Tell us more about your relationship with the Moody Foundation.
The Moody Foundation has supported our work for many years, helping us grow and transform to support Assessment & Diversion program and shelter programs. Most recently, the foundation made a significant gift to support the renovation of our newest shelter in north Dallas as well as a new Mobile Unit to help us take resources for Assessment & Diversion into the community into identified resource deserts.
What is the history of Family Gateway, how has it evolved?
Founded in 1986, we were founded by Dallas Mayor Annette Strauss. Our mission is to provide stability and life-changing supportive services for families with children experiencing homelessness.

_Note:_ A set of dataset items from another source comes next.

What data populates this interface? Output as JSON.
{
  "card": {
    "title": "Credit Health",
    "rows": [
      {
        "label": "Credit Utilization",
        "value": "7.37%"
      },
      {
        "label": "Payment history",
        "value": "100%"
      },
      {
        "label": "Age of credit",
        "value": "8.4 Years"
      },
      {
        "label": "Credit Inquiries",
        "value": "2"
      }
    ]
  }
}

We aligned our agency’s work in 2016 to the national strategic plan on homelessness, which transformed our agency from supporting 400 families annually, prior to the change in model, to now almost 1,800 families in 2023 (5000+ individuals) annually. We offer a 24 x 7 response to families in crisis, assess them for their needs and match them with the appropriate intervention, rather than thinking that just because a family is seeking shelter that a shelter stay is what they need. We first try to prevent and divert families from homelessness by stopping evictions or helping families connect to other family members who can support them out of their crisis.

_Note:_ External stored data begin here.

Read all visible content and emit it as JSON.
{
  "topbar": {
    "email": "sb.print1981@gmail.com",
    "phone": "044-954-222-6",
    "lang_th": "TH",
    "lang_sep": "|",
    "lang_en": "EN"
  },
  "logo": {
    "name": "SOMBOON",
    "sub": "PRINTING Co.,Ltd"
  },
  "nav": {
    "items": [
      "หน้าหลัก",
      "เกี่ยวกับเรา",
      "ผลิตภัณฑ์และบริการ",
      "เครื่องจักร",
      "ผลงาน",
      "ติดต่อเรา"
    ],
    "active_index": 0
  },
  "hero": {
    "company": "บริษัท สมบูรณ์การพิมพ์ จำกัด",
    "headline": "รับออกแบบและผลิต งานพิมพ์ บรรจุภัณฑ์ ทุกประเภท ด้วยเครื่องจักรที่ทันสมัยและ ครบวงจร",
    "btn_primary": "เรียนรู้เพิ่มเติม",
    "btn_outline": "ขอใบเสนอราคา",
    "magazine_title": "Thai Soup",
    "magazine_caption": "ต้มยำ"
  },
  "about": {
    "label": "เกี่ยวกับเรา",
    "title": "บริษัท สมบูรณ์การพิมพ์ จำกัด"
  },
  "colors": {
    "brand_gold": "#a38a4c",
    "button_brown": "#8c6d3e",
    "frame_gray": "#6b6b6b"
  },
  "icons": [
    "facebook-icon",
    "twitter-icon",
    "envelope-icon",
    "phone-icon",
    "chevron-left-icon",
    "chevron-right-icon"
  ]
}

We offer rental assistance, transportation assistance, and a variety of other resources to help families stabilize without coming into shelter. If those efforts fail, we bring or refer families into shelter. When shelter space is full, we overflow into hotels to expand our capacity so as not to turn families with children away back to sleep in their cars or outside. We also support more than 100 families at a time in post-shelter care in our supportive housing programs. In 2021, we were highlighted in a national best practice publication for our innovative and immediate response to families, and that same year were invited to speak at a national conference about our work and were awarded a competitive 40-year contract to operate out of a City-purchased formal Candlewood Suites Hotel. In 2023, we renovated the ground floor of this facility with a $3 million capital project that was raised from both public and private sources (including the Moody Foundation!).

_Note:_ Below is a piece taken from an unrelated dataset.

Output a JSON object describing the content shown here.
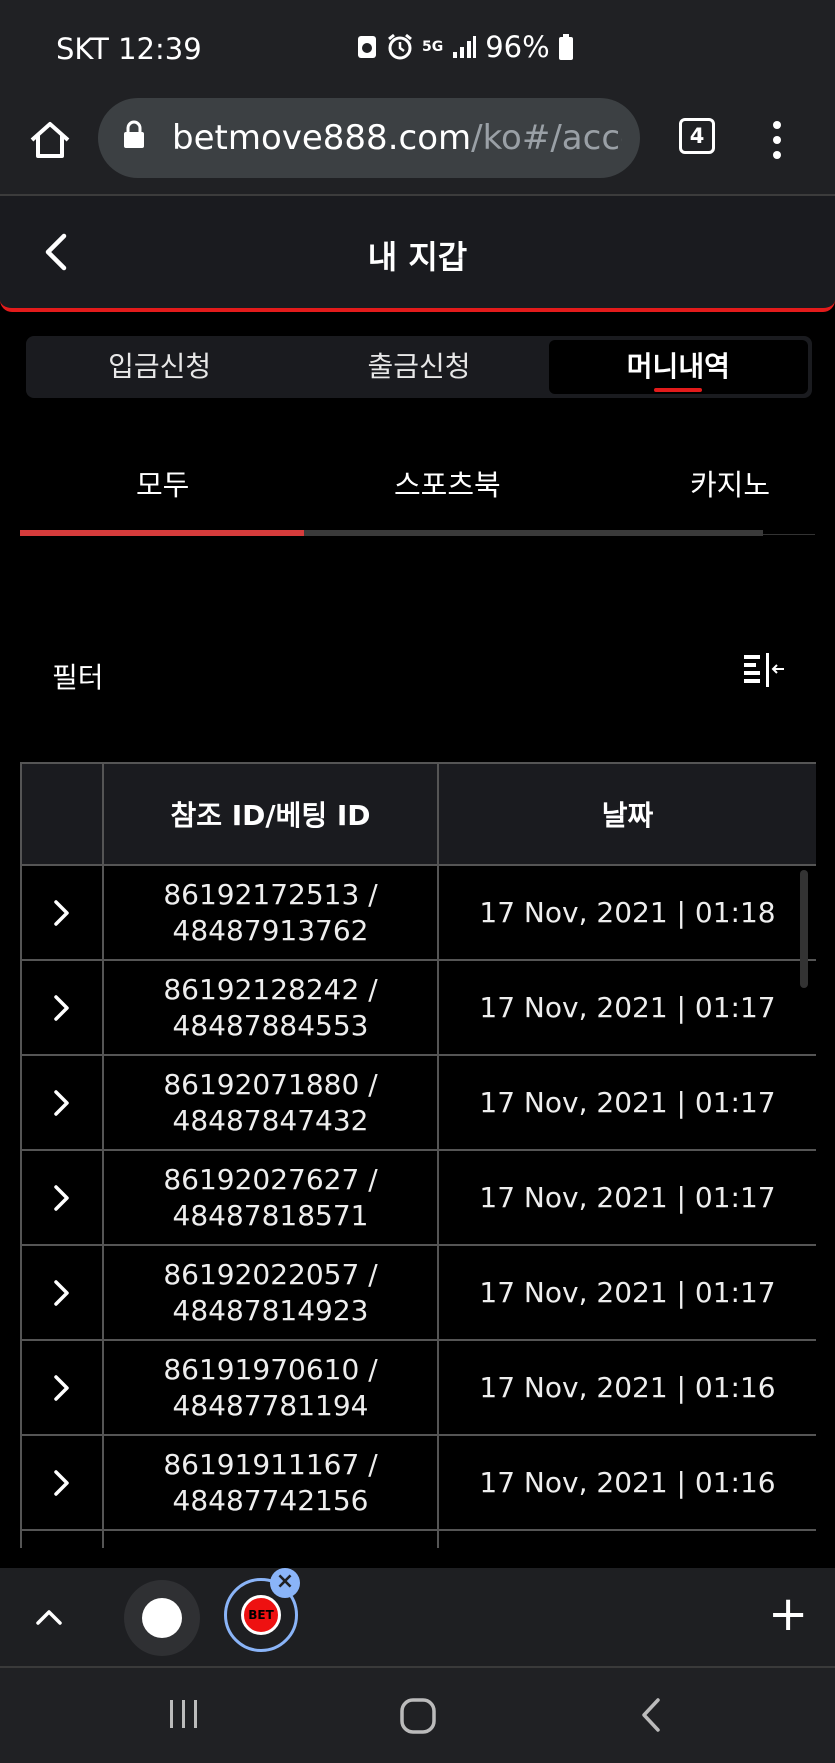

The implementation of our Assessment & Diversion practice (as opposed to the norm of providing services on a first/come first/served manner) was game-changing for our agency and for our community, as we now offer a much wider variety of solutions for families to end their homelessness according to their actual needs. We now prevent homelessness or divert families from shelter with alternatives to that level of care for more than 1,100 families annually, which leaves scarce shelter space available for those who need it the most. This practice was recently highlighted in our State of Homelessness Address and specifically identified as responsible for a 15% decrease in family homelessness in the last year. This practice is now being taught to other agencies to help them with the individual homeless population in our community.
Upcoming events or key milestones we should highlight?
On the evening of November 14, we will host Denim & Diamonds with country music legend Neal McCoy. We will present the Annette G. Strauss Community Service Award to Charlie O’Connell and Joel T. Williams III for their work in helping transform the homeless response system in their quiet, humble way behind the scenes.